Liberals sources continued to offer conflicting accounts of the party-room numbers with proponents of change claiming as many as 30 to 40 MPs in favour of dumping Mr Abbott while Abbott loyalists scoffed at such suggestions, branding them “wild exaggerations designed to build momentum”.
Treasurer Joe Hockey told Network Ten’s The Project on Wednesday night that there would not be a spill.
“There is an unbelievable amount of gossip around this building. Often it is unsourced. I must say, I mean, at various points I felt like I’m a Hollywood reporter reporting on gossip in Canberra,” he said.
“The difference between Canberra and Hollywood is there’s, thankfully, no naughty stuff going on here.
“There won’t be a spill. There is no candidate. All the potential candidates have said they’re not participating in any of this.
“It is, sadly, a legacy of the Rudd-Gillard-Rudd years and what’s happened over the last few years.
“We don’t want to have six governments in eight years. We want to stabilise things.”
Fairfax Media understands another MP is preparing to enter the fray with a public call for a change, thereby ratcheting up the pressure on Mr Abbott to grant a spill of the leadership at Tuesday’s crucial first party room meeting of the year.
Mr Abbott again used a public forum, this time a televised radio interview ahead a of a second cabinet meeting in two days, to call for an end to “navel gazing”.
“The last thing we should do is go anywhere near reproducing the rabble of the Labor years,” he said.
As the Liberal Party’s leadership crisis deepened on Wednesday, with claim and counter-claim and rumour flying about, several MPs predicted new calls would emerge from the backbench within the next 24 hours.
There were also suggestions from MPs agitating for change that a so-called “rapid-reaction” unit had been set up in the Prime Minister’s office to target and dig dirt on MPs who had come out publicly to criticise Mr Abbott, however that has been emphatically denied by Mr Abbott’s office.

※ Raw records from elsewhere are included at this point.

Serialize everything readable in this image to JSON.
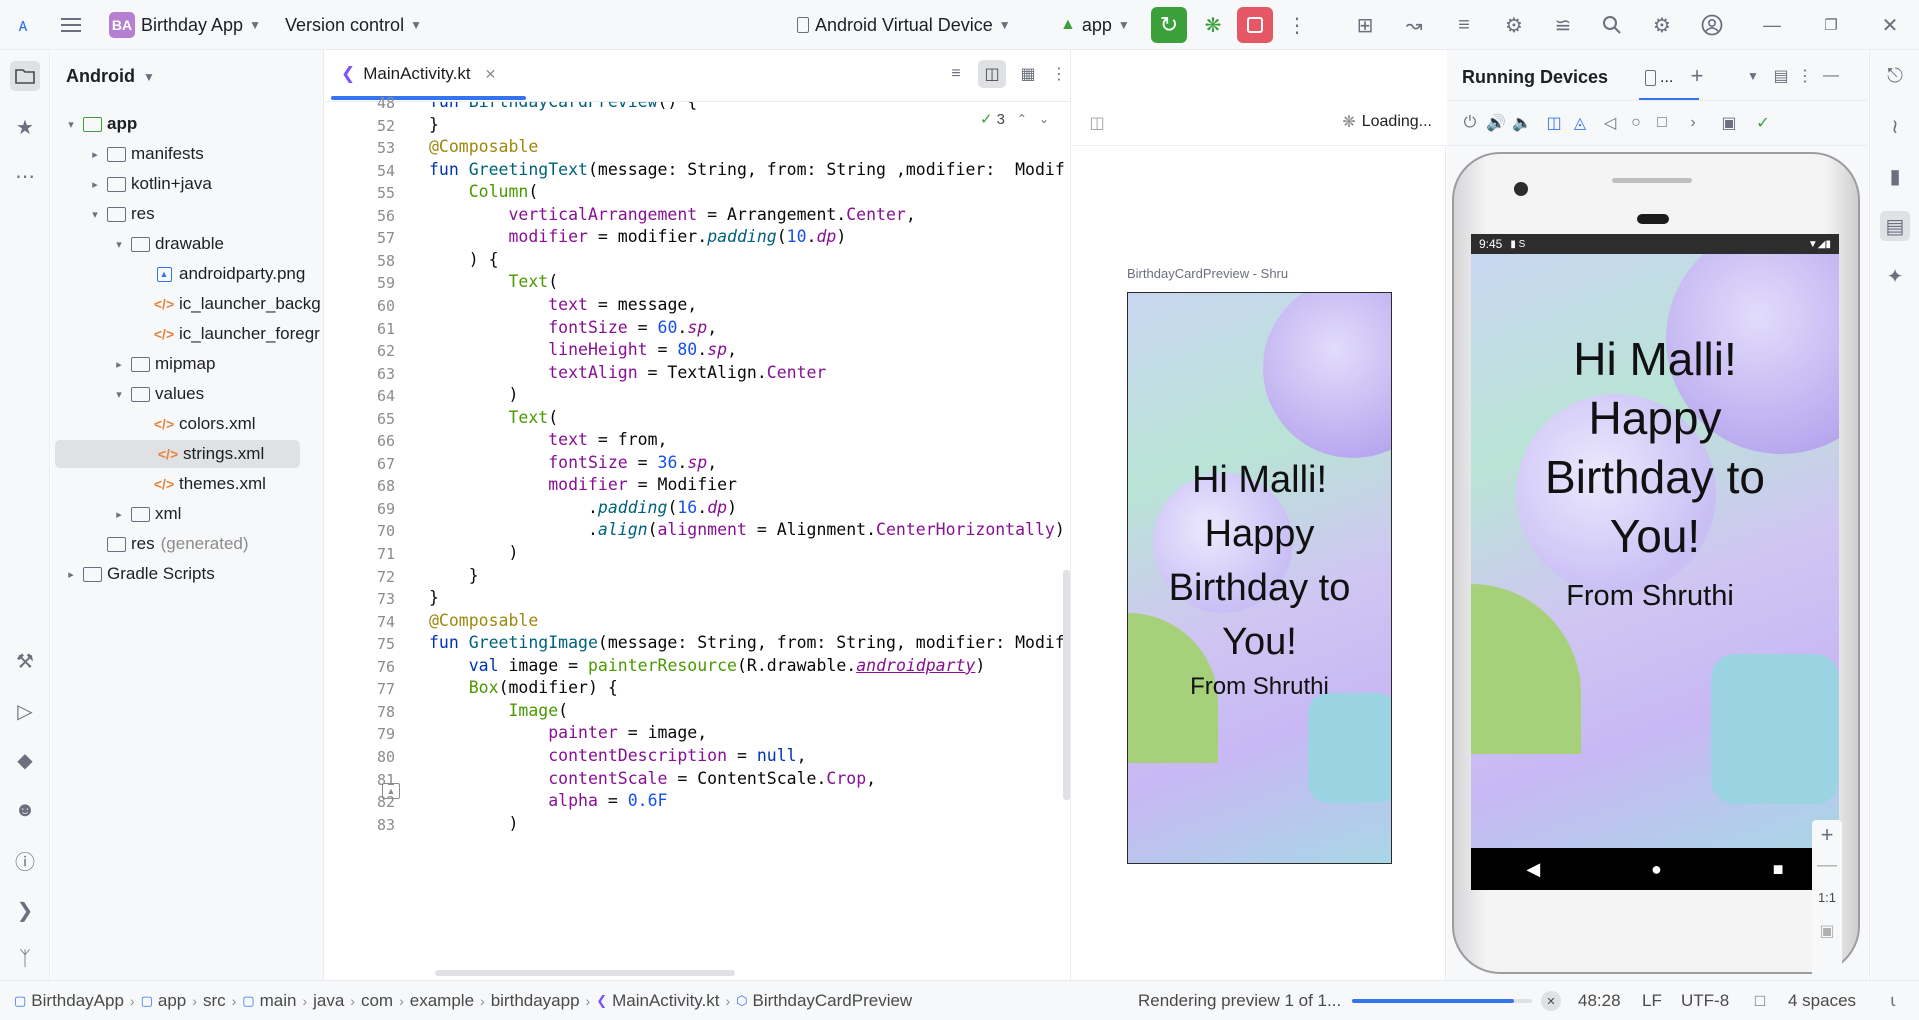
{
  "title_bar": {
    "project_badge": "BA",
    "project_name": "Birthday App",
    "vcs": "Version control",
    "device": "Android Virtual Device",
    "run_config": "app"
  },
  "project_panel": {
    "view": "Android",
    "tree": [
      {
        "label": "app",
        "depth": 0,
        "expanded": true,
        "icon": "module-folder-icon",
        "bold": true
      },
      {
        "label": "manifests",
        "depth": 1,
        "expanded": false,
        "icon": "folder-icon"
      },
      {
        "label": "kotlin+java",
        "depth": 1,
        "expanded": false,
        "icon": "folder-icon"
      },
      {
        "label": "res",
        "depth": 1,
        "expanded": true,
        "icon": "res-folder-icon"
      },
      {
        "label": "drawable",
        "depth": 2,
        "expanded": true,
        "icon": "res-folder-icon"
      },
      {
        "label": "androidparty.png",
        "depth": 3,
        "icon": "image-file-icon"
      },
      {
        "label": "ic_launcher_backg",
        "depth": 3,
        "icon": "xml-file-icon"
      },
      {
        "label": "ic_launcher_foregr",
        "depth": 3,
        "icon": "xml-file-icon"
      },
      {
        "label": "mipmap",
        "depth": 2,
        "expanded": false,
        "icon": "res-folder-icon"
      },
      {
        "label": "values",
        "depth": 2,
        "expanded": true,
        "icon": "res-folder-icon"
      },
      {
        "label": "colors.xml",
        "depth": 3,
        "icon": "xml-file-icon"
      },
      {
        "label": "strings.xml",
        "depth": 3,
        "icon": "xml-file-icon",
        "selected": true
      },
      {
        "label": "themes.xml",
        "depth": 3,
        "icon": "xml-file-icon"
      },
      {
        "label": "xml",
        "depth": 2,
        "expanded": false,
        "icon": "res-folder-icon"
      },
      {
        "label": "res",
        "suffix": "(generated)",
        "depth": 1,
        "icon": "res-folder-icon"
      },
      {
        "label": "Gradle Scripts",
        "depth": 0,
        "expanded": false,
        "icon": "gradle-icon"
      }
    ]
  },
  "editor": {
    "tab": "MainActivity.kt",
    "inspection_count": "3",
    "line_numbers": [
      "48",
      "52",
      "53",
      "54",
      "55",
      "56",
      "57",
      "58",
      "59",
      "60",
      "61",
      "62",
      "63",
      "64",
      "65",
      "66",
      "67",
      "68",
      "69",
      "70",
      "71",
      "72",
      "73",
      "74",
      "75",
      "76",
      "77",
      "78",
      "79",
      "80",
      "81",
      "82",
      "83"
    ],
    "code_lines": [
      "fun BirthdayCardPreview() {",
      "}",
      "@Composable",
      "fun GreetingText(message: String, from: String ,modifier:  Modif",
      "    Column(",
      "        verticalArrangement = Arrangement.Center,",
      "        modifier = modifier.padding(10.dp)",
      "    ) {",
      "        Text(",
      "            text = message,",
      "            fontSize = 60.sp,",
      "            lineHeight = 80.sp,",
      "            textAlign = TextAlign.Center",
      "        )",
      "        Text(",
      "            text = from,",
      "            fontSize = 36.sp,",
      "            modifier = Modifier",
      "                .padding(16.dp)",
      "                .align(alignment = Alignment.CenterHorizontally)",
      "        )",
      "    }",
      "}",
      "@Composable",
      "fun GreetingImage(message: String, from: String, modifier: Modif",
      "    val image = painterResource(R.drawable.androidparty)",
      "    Box(modifier) {",
      "        Image(",
      "            painter = image,",
      "            contentDescription = null,",
      "            contentScale = ContentScale.Crop,",
      "            alpha = 0.6F",
      "        )"
    ]
  },
  "preview": {
    "status": "Loading...",
    "card_label": "BirthdayCardPreview - Shru",
    "greeting": [
      "Hi Malli!",
      "Happy",
      "Birthday to",
      "You!"
    ],
    "from": "From Shruthi"
  },
  "running_devices": {
    "title": "Running Devices",
    "tab_label": "...",
    "phone_time": "9:45",
    "greeting": [
      "Hi Malli!",
      "Happy",
      "Birthday to",
      "You!"
    ],
    "from": "From Shruthi",
    "zoom_fit": "1:1"
  },
  "status_bar": {
    "breadcrumbs": [
      "BirthdayApp",
      "app",
      "src",
      "main",
      "java",
      "com",
      "example",
      "birthdayapp",
      "MainActivity.kt",
      "BirthdayCardPreview"
    ],
    "task": "Rendering preview 1 of 1...",
    "task_progress": 0.9,
    "position": "48:28",
    "line_sep": "LF",
    "encoding": "UTF-8",
    "indent": "4 spaces"
  },
  "colors": {
    "accent": "#3574f0",
    "run_green": "#3ca03a",
    "stop_red": "#e55765",
    "badge": "#b580d1"
  }
}
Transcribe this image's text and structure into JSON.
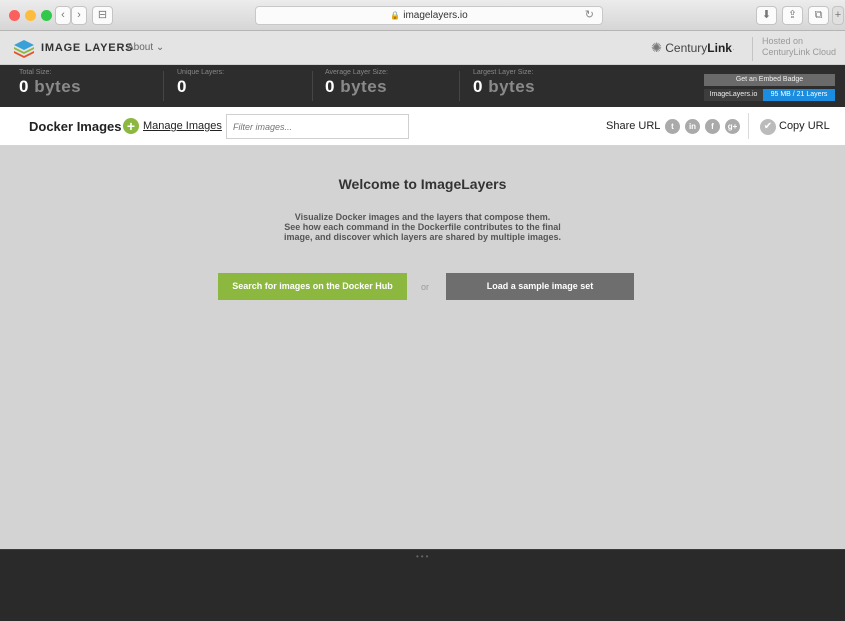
{
  "browser": {
    "url": "imagelayers.io",
    "traffic_colors": [
      "#fc605c",
      "#fdbc40",
      "#34c84a"
    ],
    "back_glyph": "‹",
    "fwd_glyph": "›",
    "sidebar_glyph": "⊟",
    "reload_glyph": "↻",
    "download_glyph": "⬇",
    "share_glyph": "⇪",
    "tabs_glyph": "⧉",
    "newtab_glyph": "+"
  },
  "header": {
    "brand": "IMAGE LAYERS",
    "about": "About ⌄",
    "ctl_prefix": "Century",
    "ctl_bold": "Link",
    "ctl_mark": "·",
    "hosted_line1": "Hosted on",
    "hosted_line2": "CenturyLink Cloud"
  },
  "stats": [
    {
      "label": "Total Size:",
      "num": "0",
      "unit": " bytes"
    },
    {
      "label": "Unique Layers:",
      "num": "0",
      "unit": ""
    },
    {
      "label": "Average Layer Size:",
      "num": "0",
      "unit": " bytes"
    },
    {
      "label": "Largest Layer Size:",
      "num": "0",
      "unit": " bytes"
    }
  ],
  "badge": {
    "embed": "Get an Embed Badge",
    "left": "ImageLayers.io",
    "right": "95 MB / 21 Layers"
  },
  "toolbar": {
    "title": "Docker Images",
    "manage": "Manage Images",
    "filter_placeholder": "Filter images...",
    "share": "Share URL",
    "copy": "Copy URL",
    "social": [
      "t",
      "in",
      "f",
      "g+"
    ]
  },
  "main": {
    "welcome": "Welcome to ImageLayers",
    "desc1": "Visualize Docker images and the layers that compose them.",
    "desc2": "See how each command in the Dockerfile contributes to the final",
    "desc3": "image, and discover which layers are shared by multiple images.",
    "search_btn": "Search for images on the Docker Hub",
    "or": "or",
    "sample_btn": "Load a sample image set"
  },
  "footer": {
    "dots": "•••"
  },
  "colors": {
    "accent_green": "#8cb83f",
    "badge_blue": "#1a8de0"
  }
}
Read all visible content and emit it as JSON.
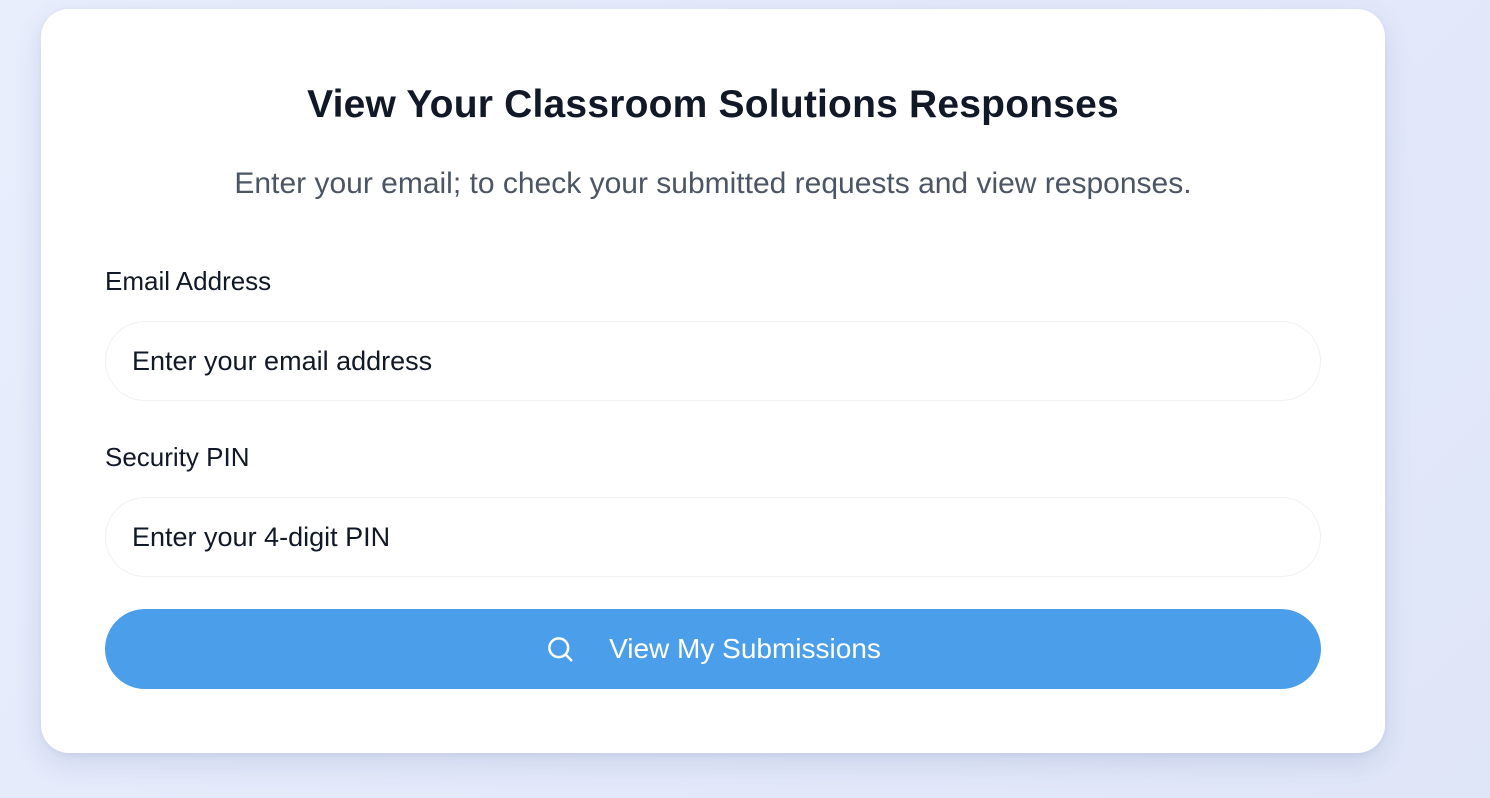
{
  "card": {
    "title": "View Your Classroom Solutions Responses",
    "subtitle": "Enter your email; to check your submitted requests and view responses."
  },
  "form": {
    "email": {
      "label": "Email Address",
      "placeholder": "Enter your email address",
      "value": ""
    },
    "pin": {
      "label": "Security PIN",
      "placeholder": "Enter your 4-digit PIN",
      "value": ""
    },
    "submit": {
      "label": "View My Submissions",
      "icon": "search-icon"
    }
  },
  "colors": {
    "accent": "#4b9eea",
    "title": "#111827",
    "subtitle": "#4b5563",
    "background": "#e6ecfb"
  }
}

Several MPs also told Fairfax Media that newer MPs were being threatened that if a leadership vote went ahead, they would be forced to raise their hands and show who they supported in the party room, rather than having a secret ballot.
One MP said the strategy of malcontents appeared to be to not target Mr Abbott personally – as he is well liked within the party – but to highlight policy failures, which were responsible for the government’s woes.
A second MP said a consensus already existed that the leadership issue “had to be brought to a head”.
“A hell of a lot will happen between now and next Tuesday,” the MP said.
Education Minister Christopher Pyne, who said he had personally sought Mr Turnbull’s assurance that he was not canvassing support, also revealed deputy leader and Foreign Minister Julie Bishop had felt offended and insulted by Tuesday’s demands from another minister that she publicly affirm her loyalty to Mr Abbott.
In an interview with Fairfax Media’s The Australian Financial Review, Ms Bishop explained her response to the call from Industry Minister Ian Macfarlane that she declare her intentions.
“I should not be called upon to rule out what I’m clearly not doing,” she said.
“I said to the PM yesterday that I am not campaigning for his job, I am not ringing the backbench seeking support, I am not counting numbers. I support the leader, PM Tony Abbott.
“Tony Abbott is the leader, Tony Abbott is the PM, so I am supporting him.”
It was a comment she repeated at a speech at the ANU on Wednesday evening.
When asked whether she would nominate in the event of a spill, she said: “Oh please – I’m not dealing in hypotheticals, I deal in reality.”
“I am overjoyed being the Foreign Minister … This is the job that I coveted coming into politics. I am living my dream.”